I slept on this and here is what I think
*they should have observed a unix-on/windows-user even just for a few minutes*
to see that --text default is wrong wrong wrong
*they should have made binary the default and '*' mark text mode exception case*
and then the minimal fraction of unix users on windows that generate \r\n
*and* don't want to sum the \r will have to explicitly demand --text
I slept on this and here is what I think should happen
(0) ast defaults to --binary for all methods and does O_TEXT only with
explicit --text
(1) anyone who has a file with ' ' or '*' as the first character
*and* calls ast md5sum will be sol
(2) petition gnu coreutils to accept
<checksum><one-ascii-space-char><name-not-starting-with-space-or-asterisk>
as being generated in --binary mode
(3) anyone who uses gnu md5sum to generate a checklist and uses something
other than ast or gnu md5sum --check will be sol
(4) change ast -t, --total => -T, --total and -T, --text => -t, --text
for gnu compatibility, and retain the ast --binary default *in all cases,
no isatty crap*
(5) change ast --header to include --text (but never --binary)

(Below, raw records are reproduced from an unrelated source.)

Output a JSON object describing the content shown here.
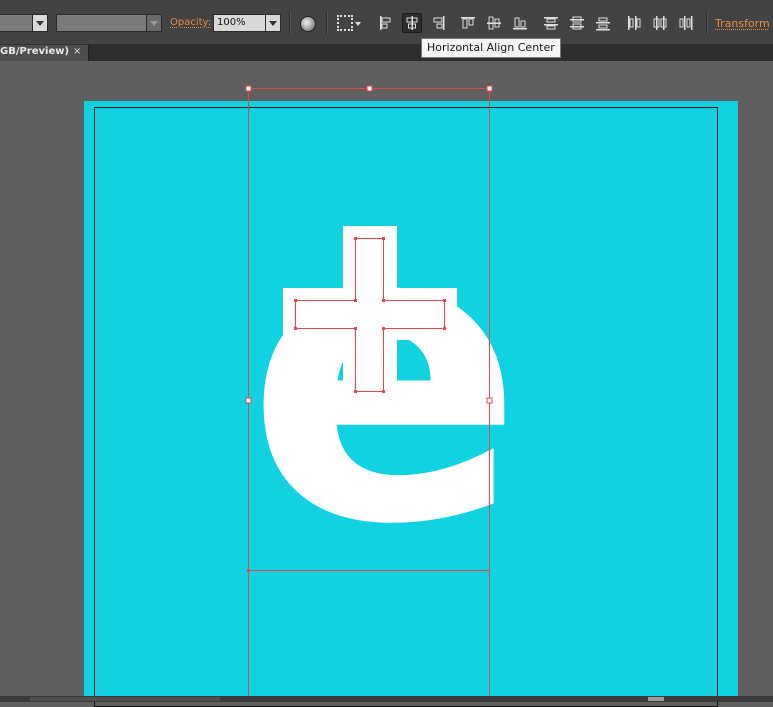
{
  "control_bar": {
    "opacity_label": "Opacity:",
    "opacity_value": "100%",
    "transform_label": "Transform",
    "accent_color": "#e9893a",
    "align_icons": [
      "horizontal-align-left-icon",
      "horizontal-align-center-icon",
      "horizontal-align-right-icon",
      "vertical-align-top-icon",
      "vertical-align-center-icon",
      "vertical-align-bottom-icon",
      "vertical-distribute-top-icon",
      "vertical-distribute-center-icon",
      "vertical-distribute-bottom-icon",
      "horizontal-distribute-left-icon",
      "horizontal-distribute-center-icon",
      "horizontal-distribute-right-icon"
    ],
    "active_align": "horizontal-align-center-icon"
  },
  "tooltip": {
    "text": "Horizontal Align Center"
  },
  "document_tab": {
    "title": "GB/Preview)",
    "close_glyph": "×"
  },
  "canvas": {
    "artboard_color": "#10d2e1",
    "selection_color": "#e2474b",
    "glyph": "e"
  }
}
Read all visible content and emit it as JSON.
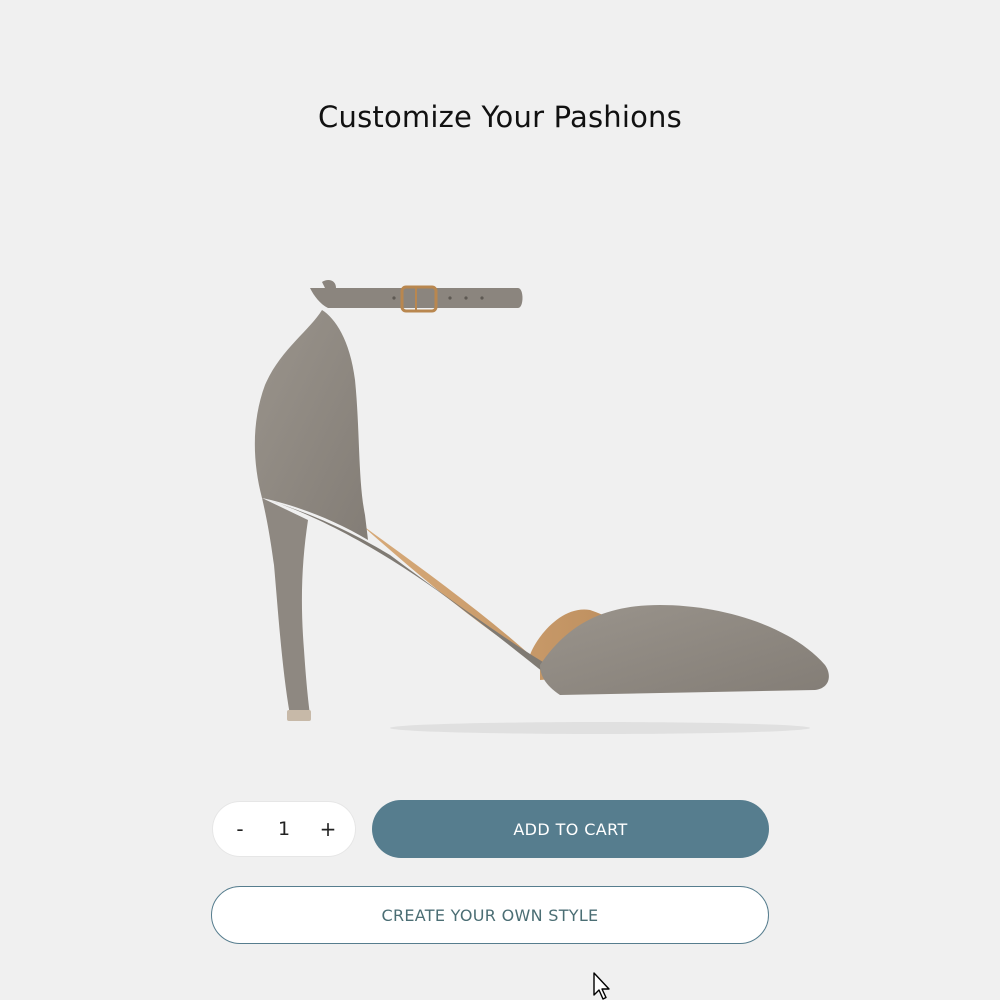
{
  "page": {
    "title": "Customize Your Pashions"
  },
  "product": {
    "image_icon": "high-heel-shoe-image",
    "colors": {
      "suede": "#8c867e",
      "lining": "#c79a6d",
      "buckle": "#b9874f"
    }
  },
  "quantity": {
    "decrement_label": "-",
    "value": "1",
    "increment_label": "+"
  },
  "actions": {
    "add_to_cart_label": "ADD TO CART",
    "create_style_label": "CREATE YOUR OWN STYLE"
  },
  "theme": {
    "accent": "#567d8e",
    "background": "#f0f0f0"
  },
  "cursor_icon": "mouse-pointer-icon"
}
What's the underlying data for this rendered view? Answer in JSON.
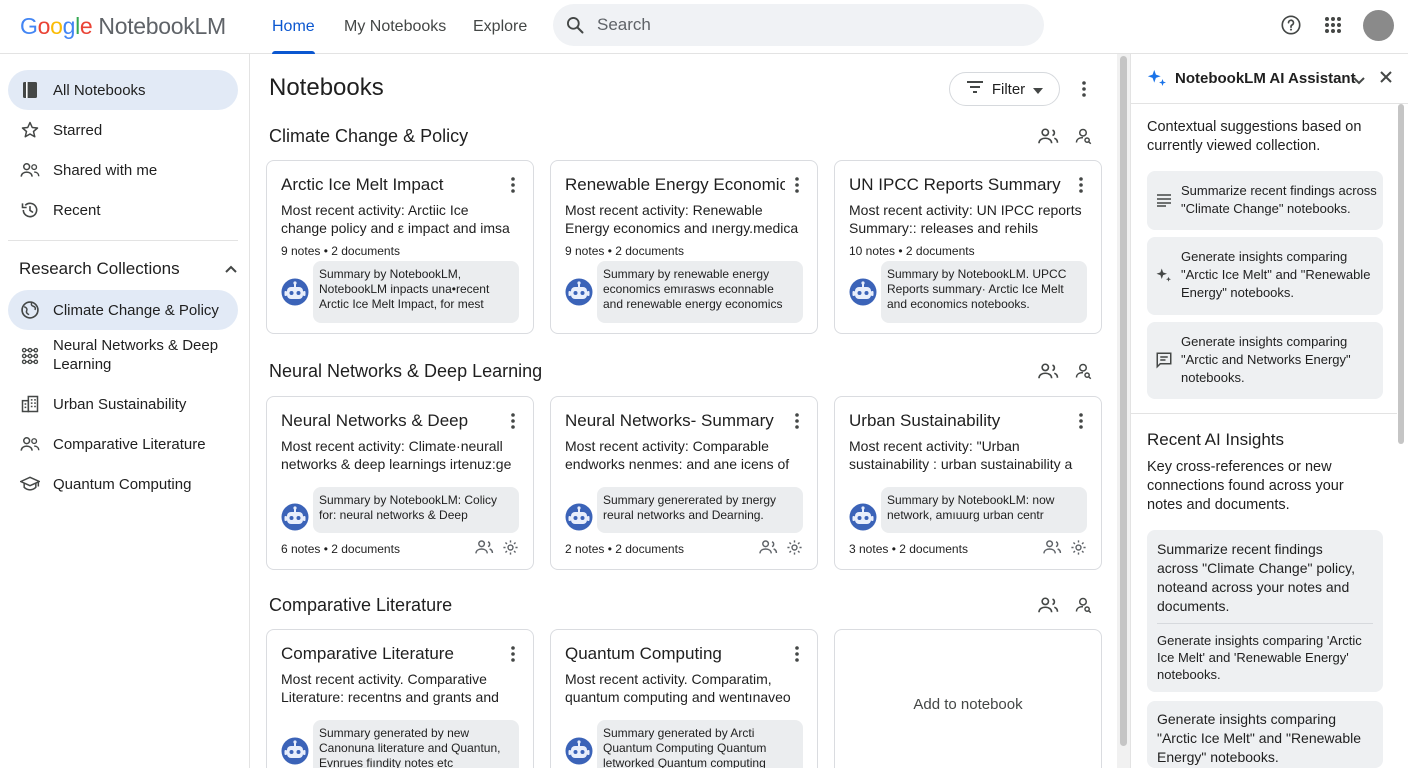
{
  "app": {
    "logo_google": "Google",
    "logo_product": "NotebookLM"
  },
  "nav": {
    "tabs": [
      {
        "label": "Home",
        "active": true
      },
      {
        "label": "My Notebooks",
        "active": false
      },
      {
        "label": "Explore",
        "active": false
      }
    ]
  },
  "search": {
    "placeholder": "Search"
  },
  "sidebar": {
    "items": [
      {
        "label": "All Notebooks",
        "icon": "notebook-icon",
        "active": true
      },
      {
        "label": "Starred",
        "icon": "star-icon",
        "active": false
      },
      {
        "label": "Shared with me",
        "icon": "people-icon",
        "active": false
      },
      {
        "label": "Recent",
        "icon": "history-icon",
        "active": false
      }
    ],
    "collections_title": "Research Collections",
    "collections": [
      {
        "label": "Climate Change & Policy",
        "icon": "globe-icon",
        "active": true
      },
      {
        "label": "Neural Networks & Deep Learning",
        "icon": "network-icon",
        "active": false
      },
      {
        "label": "Urban Sustainability",
        "icon": "city-icon",
        "active": false
      },
      {
        "label": "Comparative Literature",
        "icon": "people-icon",
        "active": false
      },
      {
        "label": "Quantum Computing",
        "icon": "school-icon",
        "active": false
      }
    ]
  },
  "main": {
    "title": "Notebooks",
    "filter_label": "Filter",
    "sections": [
      {
        "title": "Climate Change & Policy",
        "cards": [
          {
            "title": "Arctic Ice Melt Impact",
            "activity": "Most recent activity: Arctiic Ice change policy and ε impact and imsa",
            "meta": "9 notes • 2 documents",
            "summary": "Summary by NotebookLM, NotebookLM inpacts una•recent Arctic Ice Melt Impact, for mest"
          },
          {
            "title": "Renewable Energy Economics",
            "activity": "Most recent activity: Renewable Energy economics and ınergy.medica",
            "meta": "9 notes • 2 documents",
            "summary": "Summary by renewable energy economics emırasws econnable and renewable energy economics"
          },
          {
            "title": "UN IPCC Reports Summary",
            "activity": "Most recent activity: UN IPCC reports Summary:: releases and rehils",
            "meta": "10 notes • 2 documents",
            "summary": "Summary by NotebookLM. UPCC Reports summary· Arctic Ice Melt and economics notebooks."
          }
        ]
      },
      {
        "title": "Neural Networks & Deep Learning",
        "cards": [
          {
            "title": "Neural Networks & Deep Learning",
            "activity": "Most recent activity: Climate·neurall networks & deep learnings irtenuz:ge",
            "meta": "6 notes • 2 documents",
            "summary": "Summary by NotebookLM: Colicy for: neural networks & Deep"
          },
          {
            "title": "Neural Networks- Summary",
            "activity": "Most recent activity: Comparable endworks nenmes: and ane icens of",
            "meta": "2 notes • 2 documents",
            "summary": "Summary genererated by ɪnergy reural networks and Dearning."
          },
          {
            "title": "Urban Sustainability",
            "activity": "Most recent activity: \"Urban sustainability : urban sustainability a",
            "meta": "3 notes • 2 documents",
            "summary": "Summary by NotebookLM: now network, amıuurg urban centr"
          }
        ]
      },
      {
        "title": "Comparative Literature",
        "cards": [
          {
            "title": "Comparative Literature",
            "activity": "Most recent activity. Comparative Literature: recentns and grants and",
            "summary": "Summary generated by new Canonuna literature and Quantun, Evnrues fiındity notes etc"
          },
          {
            "title": "Quantum Computing",
            "activity": "Most recent activity. Comparatim, quantum computing and wentınaveo",
            "summary": "Summary generated by Arcti Quantum Computing Quantum letworked Quantum computing"
          }
        ],
        "add_label": "Add to notebook"
      }
    ]
  },
  "assistant": {
    "title": "NotebookLM AI Assistant",
    "intro": "Contextual suggestions based on currently viewed collection.",
    "suggestions": [
      {
        "text": "Summarize recent findings across \"Climate Change\" notebooks.",
        "icon": "list-icon"
      },
      {
        "text": "Generate insights comparing \"Arctic Ice Melt\" and \"Renewable Energy\" notebooks.",
        "icon": "sparkle-icon"
      },
      {
        "text": "Generate insights comparing \"Arctic and Networks Energy\" notebooks.",
        "icon": "chat-icon"
      }
    ],
    "insights_title": "Recent AI Insights",
    "insights_intro": "Key cross-references or new connections found across your notes and documents.",
    "insight_box_1": [
      "Summarize recent findings across \"Climate Change\" policy, noteand across your notes and documents.",
      "Generate insights comparing 'Arctic Ice Melt' and 'Renewable Energy' notebooks."
    ],
    "insight_box_2": "Generate insights comparing \"Arctic Ice Melt\" and \"Renewable Energy\" notebooks."
  },
  "colors": {
    "accent": "#0b57d0",
    "active_bg": "#e2eaf6",
    "bot_blue": "#3b63b8"
  }
}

(6) change ast cksum --check to recognize either
<checksum><space><name>
<checksum><space><gnu-text-or-binary-indicator><name>
in _WINIX (uwin cygwin) make the distiction --text --binary
based on <gnu-text-or-binary-indicator>, otherwise ignore
<gnu-text-or-binary-indicator>
if you notice, --method=md5 and --method=sha* are the only ones where ast
prints *exactly*
<checksum><space><name>
so it will be able to faithfully distinguish the ast vs gnu case for --check
I will consider this concession:
(0)(1)(3)(4)(5)(6)
(7) ast methods that currently list
<checksum><space><name>
will change to
<checksum><space><gnu-text-or-binary-indicator><name>
this would result in the '*' almost always being printed
ast will then handle old-ast and new-ast (gnu) formats seamlessly
can the unix user who never touches dos handle seeing the '*' indicator in
md5sum output?
there are 2 comments below
this is another example where patches don't just exist in a vacuum
the universe of unintended consequences has to be extended to include unix on
dos and unix on ebcdic
On Wed, 25 Sep 2013 07:21:24 +0200 Roland Mainz wrote:
> On Wed, Sep 25, 2013 at 7:03 AM, Glenn Fowler <[email protected]> wrote:
> > On Wed, 25 Sep 2013 00:39:18 +0200 Roland Mainz wrote:
> >> --089e01536feea09e6e04e728ceb8
> >> Content-Type: text/plain; charset=ISO-8859-1
> >> Attached (as "astksh20130913_md5sum_compat1.diff.txt") is a patch
> >> which fixes an incompatibility between AST md5sum(1)&&co. and GNU
> >> coreutils md5sum(1)&&co. fixes.
> >
> >> There are three major differences which caused hiccups for 3rd-party
> >> scripts:
> >> - GNU coreutils md5sum/sha1sum/sha224sum/sha256sum default to text mode
> >> - GNU coreutils use a " *" before the file name to indicate binary
> >> mode and " " to indicate text mode... the AST hash utilities used
> >> only a single blank " " instead.
> >> - "-t" means "text mode" for GNU coreutils while AST used this for "total"
> >
> >> * Notes:
> >> - GNU and AST *sum(1) utilities now have identical output and seem to
> >> be 100% compatible with each other
> >> - On platforms which do not implement |O_BINARY| and |O_TEXT| the
> >> change only affects the seperator (" "/" *"(=new) vs. " "(=old)).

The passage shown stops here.